Thursday, August 21, 2014

Physics and Current US Politics

There is a perfectly good law of physics that says that for every force there is an equal and opposite reaction. I like this law. It's not as powerful to me as my favorite--entropy--but in the case of current US politics it seems the most appropriate.

But before I explain the connection between physics and politics, as I see it, I should explain why this is the first blog I have written since 2013. It's because everything right now is pretty much as it was two years ago. Congress has done nothing positive. The president has continued on in his Asian style of working behind the scenes. And the conservative/republican/theocratic minority has continued on in its judgmental, resistive, prescriptive way.

How many times can a writer point out the same hypocrisy and mean spirit without boring even herself?

What brings me back to this blog, however, are the civic clashes that are springing up in various cities where the police force seems to have decided that they are the enforcers of a particular culture (moneyed for a starter) rather than the protectors of the people they nominally serve.

Right here, though, I need to make clear that I am not on a racist rant. Under the right circumstances, the police will taser and shoot just about anyone who crosses their path. Most memorably for me was the case where security guards tasered an elderly man who had a psychotic episode recovering from heart surgery in the hospital. They're lucky his heart held up at all. As they walked away high fiving one another, it was clear that it was all about power, which is why this is all so dangerous.

And here is where physics comes in and that forgotten law of equal and (often completely unanticipated) opposite reactions. It is a law that strikes me as having very large implications.

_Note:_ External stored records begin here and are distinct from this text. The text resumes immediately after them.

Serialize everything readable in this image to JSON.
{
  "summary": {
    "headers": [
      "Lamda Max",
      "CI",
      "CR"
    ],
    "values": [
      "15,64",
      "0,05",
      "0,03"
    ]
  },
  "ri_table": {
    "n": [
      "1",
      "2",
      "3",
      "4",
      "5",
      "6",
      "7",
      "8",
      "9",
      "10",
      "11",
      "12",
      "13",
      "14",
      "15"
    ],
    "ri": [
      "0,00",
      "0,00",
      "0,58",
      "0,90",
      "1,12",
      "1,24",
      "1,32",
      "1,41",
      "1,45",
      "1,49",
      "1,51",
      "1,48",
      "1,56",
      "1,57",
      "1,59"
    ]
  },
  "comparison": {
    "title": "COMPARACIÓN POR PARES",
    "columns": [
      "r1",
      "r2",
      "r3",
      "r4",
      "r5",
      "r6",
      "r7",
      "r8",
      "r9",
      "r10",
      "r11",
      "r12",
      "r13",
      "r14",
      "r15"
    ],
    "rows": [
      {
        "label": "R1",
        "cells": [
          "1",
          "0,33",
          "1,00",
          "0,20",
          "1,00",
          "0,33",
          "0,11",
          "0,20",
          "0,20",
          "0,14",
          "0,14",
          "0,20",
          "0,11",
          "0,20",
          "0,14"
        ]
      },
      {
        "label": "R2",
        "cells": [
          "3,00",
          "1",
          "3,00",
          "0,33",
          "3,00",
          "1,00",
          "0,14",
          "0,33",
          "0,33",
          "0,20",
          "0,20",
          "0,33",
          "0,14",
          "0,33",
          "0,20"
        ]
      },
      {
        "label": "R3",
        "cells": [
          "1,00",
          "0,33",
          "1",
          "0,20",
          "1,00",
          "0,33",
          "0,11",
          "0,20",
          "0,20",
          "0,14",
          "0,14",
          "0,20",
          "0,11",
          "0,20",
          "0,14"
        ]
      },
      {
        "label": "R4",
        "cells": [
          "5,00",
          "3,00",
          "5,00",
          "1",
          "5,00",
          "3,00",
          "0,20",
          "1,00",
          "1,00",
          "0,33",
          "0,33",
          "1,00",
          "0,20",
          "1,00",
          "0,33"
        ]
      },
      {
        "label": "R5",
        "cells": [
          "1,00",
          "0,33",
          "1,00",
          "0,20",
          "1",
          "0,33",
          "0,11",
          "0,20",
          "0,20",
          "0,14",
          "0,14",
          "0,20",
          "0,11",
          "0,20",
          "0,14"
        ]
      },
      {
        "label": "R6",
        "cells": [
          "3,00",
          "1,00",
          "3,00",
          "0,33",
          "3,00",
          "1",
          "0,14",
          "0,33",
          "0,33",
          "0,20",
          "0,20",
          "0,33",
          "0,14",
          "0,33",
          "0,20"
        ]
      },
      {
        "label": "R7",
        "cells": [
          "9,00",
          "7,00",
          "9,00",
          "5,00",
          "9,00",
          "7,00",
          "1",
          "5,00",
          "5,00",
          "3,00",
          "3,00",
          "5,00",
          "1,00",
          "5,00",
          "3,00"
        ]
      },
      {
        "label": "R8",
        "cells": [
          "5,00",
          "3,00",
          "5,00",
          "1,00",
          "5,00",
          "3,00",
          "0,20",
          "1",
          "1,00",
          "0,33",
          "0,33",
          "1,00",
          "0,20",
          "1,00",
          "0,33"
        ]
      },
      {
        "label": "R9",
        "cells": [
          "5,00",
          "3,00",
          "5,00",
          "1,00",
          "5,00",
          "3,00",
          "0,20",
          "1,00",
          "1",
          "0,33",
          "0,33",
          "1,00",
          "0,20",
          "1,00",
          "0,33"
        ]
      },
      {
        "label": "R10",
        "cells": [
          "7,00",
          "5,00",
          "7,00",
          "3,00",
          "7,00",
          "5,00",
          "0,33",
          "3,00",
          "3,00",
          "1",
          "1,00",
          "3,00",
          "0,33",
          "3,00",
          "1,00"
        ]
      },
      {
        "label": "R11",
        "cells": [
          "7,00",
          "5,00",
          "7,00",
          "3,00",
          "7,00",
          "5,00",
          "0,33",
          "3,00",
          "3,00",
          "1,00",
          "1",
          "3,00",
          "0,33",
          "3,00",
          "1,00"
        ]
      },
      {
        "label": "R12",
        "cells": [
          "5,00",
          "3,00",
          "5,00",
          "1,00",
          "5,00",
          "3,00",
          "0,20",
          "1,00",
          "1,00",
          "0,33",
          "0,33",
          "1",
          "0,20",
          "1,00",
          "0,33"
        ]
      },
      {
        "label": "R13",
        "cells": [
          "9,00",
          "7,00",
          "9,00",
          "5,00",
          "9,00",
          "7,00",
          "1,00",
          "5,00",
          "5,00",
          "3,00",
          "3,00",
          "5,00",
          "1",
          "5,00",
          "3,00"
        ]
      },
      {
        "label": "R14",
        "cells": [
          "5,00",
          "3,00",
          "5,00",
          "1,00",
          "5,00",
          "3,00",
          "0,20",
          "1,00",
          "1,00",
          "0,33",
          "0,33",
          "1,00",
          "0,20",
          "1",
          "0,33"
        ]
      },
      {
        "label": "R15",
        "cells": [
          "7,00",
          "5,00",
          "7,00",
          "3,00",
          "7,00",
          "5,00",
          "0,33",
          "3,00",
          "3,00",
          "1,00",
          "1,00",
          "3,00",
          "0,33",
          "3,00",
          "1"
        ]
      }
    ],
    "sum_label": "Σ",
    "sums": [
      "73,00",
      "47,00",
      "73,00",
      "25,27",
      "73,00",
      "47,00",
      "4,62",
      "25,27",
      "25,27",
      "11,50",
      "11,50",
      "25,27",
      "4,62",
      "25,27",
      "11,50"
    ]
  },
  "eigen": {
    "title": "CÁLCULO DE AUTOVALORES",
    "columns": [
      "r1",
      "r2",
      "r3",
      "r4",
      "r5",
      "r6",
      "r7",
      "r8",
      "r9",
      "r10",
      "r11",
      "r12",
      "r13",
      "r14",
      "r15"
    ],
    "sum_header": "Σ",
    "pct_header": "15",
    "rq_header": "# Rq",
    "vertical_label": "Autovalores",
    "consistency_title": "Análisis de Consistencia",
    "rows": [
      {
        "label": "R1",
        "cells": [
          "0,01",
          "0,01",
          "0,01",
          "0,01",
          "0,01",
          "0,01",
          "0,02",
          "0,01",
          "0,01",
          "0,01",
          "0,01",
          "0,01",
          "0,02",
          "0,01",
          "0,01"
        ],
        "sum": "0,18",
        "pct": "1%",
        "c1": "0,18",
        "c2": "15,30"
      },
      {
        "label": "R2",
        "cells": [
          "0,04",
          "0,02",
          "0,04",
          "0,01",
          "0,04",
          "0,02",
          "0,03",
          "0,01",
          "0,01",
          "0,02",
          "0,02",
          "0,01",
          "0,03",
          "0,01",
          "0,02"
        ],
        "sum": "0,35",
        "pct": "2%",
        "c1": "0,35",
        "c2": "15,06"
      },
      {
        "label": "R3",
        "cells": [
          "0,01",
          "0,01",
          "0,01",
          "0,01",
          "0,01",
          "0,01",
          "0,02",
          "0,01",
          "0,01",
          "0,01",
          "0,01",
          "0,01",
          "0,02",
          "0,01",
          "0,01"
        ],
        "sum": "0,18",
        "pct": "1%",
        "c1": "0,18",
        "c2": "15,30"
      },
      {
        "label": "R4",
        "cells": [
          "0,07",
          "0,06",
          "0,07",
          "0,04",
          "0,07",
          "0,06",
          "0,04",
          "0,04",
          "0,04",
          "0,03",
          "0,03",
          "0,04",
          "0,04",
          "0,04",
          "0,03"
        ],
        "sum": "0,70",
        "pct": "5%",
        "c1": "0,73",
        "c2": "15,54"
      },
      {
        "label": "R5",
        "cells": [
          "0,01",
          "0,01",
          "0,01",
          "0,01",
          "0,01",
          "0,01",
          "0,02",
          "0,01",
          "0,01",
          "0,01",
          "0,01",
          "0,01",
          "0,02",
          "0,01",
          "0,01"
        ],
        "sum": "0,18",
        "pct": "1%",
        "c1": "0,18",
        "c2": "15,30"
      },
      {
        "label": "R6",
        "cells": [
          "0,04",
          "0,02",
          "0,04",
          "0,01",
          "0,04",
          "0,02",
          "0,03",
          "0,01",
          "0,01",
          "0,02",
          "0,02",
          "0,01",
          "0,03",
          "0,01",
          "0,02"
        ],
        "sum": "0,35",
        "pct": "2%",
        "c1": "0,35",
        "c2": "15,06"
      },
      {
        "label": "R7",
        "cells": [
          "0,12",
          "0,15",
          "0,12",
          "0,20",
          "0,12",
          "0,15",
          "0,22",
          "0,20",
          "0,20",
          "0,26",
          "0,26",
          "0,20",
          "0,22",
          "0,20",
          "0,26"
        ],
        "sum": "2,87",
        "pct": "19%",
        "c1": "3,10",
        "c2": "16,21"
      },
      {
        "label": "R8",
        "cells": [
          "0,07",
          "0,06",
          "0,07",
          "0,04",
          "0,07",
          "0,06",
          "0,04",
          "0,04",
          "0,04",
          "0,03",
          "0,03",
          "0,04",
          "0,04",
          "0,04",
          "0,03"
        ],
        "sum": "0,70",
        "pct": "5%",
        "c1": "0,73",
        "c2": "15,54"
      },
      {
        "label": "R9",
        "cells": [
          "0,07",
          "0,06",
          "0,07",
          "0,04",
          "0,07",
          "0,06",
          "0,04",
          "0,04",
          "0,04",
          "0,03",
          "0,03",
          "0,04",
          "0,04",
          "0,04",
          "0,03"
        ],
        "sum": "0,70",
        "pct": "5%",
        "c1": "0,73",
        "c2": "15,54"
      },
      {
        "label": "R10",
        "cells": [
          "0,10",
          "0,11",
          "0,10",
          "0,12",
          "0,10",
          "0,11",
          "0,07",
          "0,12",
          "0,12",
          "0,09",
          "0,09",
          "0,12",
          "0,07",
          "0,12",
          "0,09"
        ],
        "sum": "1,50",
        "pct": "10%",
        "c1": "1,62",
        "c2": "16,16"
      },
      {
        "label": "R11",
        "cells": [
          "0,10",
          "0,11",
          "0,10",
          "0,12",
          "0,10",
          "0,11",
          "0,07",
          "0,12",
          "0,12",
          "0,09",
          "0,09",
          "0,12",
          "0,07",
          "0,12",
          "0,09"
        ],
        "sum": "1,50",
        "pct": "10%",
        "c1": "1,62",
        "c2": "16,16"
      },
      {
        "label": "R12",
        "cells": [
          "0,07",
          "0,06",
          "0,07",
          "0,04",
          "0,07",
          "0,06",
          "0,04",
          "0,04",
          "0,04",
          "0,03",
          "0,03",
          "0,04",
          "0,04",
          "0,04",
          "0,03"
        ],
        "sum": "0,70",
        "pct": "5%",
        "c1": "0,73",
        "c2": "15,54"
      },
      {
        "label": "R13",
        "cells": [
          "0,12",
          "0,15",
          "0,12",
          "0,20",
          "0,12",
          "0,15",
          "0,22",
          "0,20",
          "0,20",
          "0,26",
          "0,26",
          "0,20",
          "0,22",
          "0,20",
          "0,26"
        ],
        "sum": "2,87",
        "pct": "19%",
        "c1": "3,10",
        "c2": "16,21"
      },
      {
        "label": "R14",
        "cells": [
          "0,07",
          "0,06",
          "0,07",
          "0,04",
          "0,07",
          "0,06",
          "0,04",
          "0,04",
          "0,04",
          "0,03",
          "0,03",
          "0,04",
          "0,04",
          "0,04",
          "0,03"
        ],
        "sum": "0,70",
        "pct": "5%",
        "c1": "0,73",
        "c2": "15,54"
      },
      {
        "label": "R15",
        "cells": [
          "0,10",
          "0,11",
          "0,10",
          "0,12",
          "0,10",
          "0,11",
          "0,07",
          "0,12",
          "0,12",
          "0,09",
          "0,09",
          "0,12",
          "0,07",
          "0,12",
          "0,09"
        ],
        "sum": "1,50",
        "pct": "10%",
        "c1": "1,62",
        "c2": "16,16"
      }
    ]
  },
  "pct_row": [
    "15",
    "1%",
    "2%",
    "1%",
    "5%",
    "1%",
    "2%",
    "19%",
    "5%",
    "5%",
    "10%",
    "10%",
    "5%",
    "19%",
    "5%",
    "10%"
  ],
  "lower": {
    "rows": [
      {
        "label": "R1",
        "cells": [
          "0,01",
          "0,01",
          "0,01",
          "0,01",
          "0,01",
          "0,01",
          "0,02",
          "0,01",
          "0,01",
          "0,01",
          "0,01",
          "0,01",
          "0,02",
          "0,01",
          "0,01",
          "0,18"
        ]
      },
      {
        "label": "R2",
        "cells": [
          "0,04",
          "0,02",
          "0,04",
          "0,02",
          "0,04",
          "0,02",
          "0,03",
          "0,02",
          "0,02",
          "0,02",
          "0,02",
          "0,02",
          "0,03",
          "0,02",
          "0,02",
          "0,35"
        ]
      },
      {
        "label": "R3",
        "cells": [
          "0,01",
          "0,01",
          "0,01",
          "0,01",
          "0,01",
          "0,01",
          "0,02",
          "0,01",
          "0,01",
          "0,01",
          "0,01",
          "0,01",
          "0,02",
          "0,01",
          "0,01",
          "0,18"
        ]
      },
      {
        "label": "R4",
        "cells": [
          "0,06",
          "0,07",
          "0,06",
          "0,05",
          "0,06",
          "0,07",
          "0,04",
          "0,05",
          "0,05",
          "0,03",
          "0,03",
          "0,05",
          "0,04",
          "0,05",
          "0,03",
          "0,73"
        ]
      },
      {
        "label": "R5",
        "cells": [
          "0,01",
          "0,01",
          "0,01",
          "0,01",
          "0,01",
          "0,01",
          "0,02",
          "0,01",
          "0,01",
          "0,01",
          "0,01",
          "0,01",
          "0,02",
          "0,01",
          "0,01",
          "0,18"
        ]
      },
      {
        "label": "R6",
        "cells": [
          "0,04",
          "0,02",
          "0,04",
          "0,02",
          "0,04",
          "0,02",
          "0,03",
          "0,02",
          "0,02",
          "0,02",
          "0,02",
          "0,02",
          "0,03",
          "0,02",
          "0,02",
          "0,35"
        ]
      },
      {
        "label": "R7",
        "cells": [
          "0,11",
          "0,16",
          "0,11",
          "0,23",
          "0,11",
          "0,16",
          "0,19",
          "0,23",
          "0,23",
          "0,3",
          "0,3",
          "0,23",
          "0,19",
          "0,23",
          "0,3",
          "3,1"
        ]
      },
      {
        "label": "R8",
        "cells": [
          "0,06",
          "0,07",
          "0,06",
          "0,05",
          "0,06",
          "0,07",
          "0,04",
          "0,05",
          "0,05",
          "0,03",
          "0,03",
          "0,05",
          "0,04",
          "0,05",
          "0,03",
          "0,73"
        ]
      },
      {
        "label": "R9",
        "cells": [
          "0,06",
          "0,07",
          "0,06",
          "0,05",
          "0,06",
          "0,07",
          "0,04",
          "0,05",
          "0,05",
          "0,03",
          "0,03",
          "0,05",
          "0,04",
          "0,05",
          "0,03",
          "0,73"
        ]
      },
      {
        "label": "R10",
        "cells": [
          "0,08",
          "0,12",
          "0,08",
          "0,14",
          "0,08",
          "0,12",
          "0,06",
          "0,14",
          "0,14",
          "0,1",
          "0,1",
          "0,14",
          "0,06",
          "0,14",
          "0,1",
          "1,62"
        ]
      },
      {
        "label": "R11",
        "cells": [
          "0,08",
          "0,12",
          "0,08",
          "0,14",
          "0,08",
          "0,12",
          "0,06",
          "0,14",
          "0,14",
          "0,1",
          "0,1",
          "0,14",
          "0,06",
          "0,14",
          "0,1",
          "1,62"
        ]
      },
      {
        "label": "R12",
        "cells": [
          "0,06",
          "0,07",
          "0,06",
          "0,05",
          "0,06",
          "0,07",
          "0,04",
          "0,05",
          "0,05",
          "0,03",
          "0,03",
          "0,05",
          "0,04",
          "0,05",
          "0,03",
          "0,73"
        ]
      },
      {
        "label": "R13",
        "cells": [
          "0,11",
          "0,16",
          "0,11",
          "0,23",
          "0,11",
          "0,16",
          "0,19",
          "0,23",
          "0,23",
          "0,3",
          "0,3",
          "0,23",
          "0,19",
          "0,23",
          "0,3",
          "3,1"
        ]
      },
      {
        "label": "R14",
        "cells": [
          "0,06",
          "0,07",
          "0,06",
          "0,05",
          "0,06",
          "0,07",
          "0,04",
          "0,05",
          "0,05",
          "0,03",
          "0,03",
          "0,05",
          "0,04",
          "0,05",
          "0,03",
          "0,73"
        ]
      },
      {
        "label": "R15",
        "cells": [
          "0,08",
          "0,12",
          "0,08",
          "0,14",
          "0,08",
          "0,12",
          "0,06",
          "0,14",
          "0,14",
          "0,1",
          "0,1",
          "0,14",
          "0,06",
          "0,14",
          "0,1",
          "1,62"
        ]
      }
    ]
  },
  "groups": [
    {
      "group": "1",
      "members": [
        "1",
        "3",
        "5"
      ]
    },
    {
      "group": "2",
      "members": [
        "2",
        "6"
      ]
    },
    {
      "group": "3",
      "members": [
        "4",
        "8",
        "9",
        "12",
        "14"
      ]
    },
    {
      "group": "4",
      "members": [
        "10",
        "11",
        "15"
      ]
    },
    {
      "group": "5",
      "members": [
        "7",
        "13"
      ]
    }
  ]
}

For example, whatever made our gun enthusiasts think there would be no reaction to concealed carry laws? When everyone potentially carries a hidden weapon, everyone is potentially dangerous, even those who would never dream of even owning a gun. The police must suspect everyone, even old women of 90 who could still pack a piece in their purse.

And whatever made Congress think that arming local police forces as if they were about to be deployed in  a war zone would calm things down rather than inflame them?  As I heard somewhere give a man a hammer and the world becomes a nail. Give the police enough armament so sink the Titanic, couldn't it be predicted that they will look for ships to sink? I'm speaking metaphorically, of course, but the obvious effect of providing assault weapons is the tacit approval for their use. Department regulations only go so far in the adrenalin rush of a feeling of threat.

Then, of course, there are our zealots who insist on confusing their own opinions with universal truth. What other effect can there be from lifting regulations on business other than the emergence of  the cheating class? Anyone other than an "enthusiast" could (and did) predict that the reaction would be a rush by the unscrupulous to fill the void of lifted restriction by inserting greed and graft.

And, finally, who in their right mind cannot see that shifting national priorities to local governments for enforcement means that local priorities and small mindedness can be the only result. Weakening the national government that is supposed to preserve the overall moral culture of this country merely abandons people to the whims and prejudices of people who have never read, let alone understood, the Constitution that they throw around. I'm talking here of the mom and pop border posses. God knows what laws they think they are enforcing.

So that brings me back to physics. Yes, it's hard to learn. It requires concentration and commitment. Yet, it is the queen of the sciences and it has the most to teach us about this world we live in. We could all stand to step back from guilty self-interest and understand that in the scale of a universe that is billions of years old, we could benefit from recognizing our own insignificance.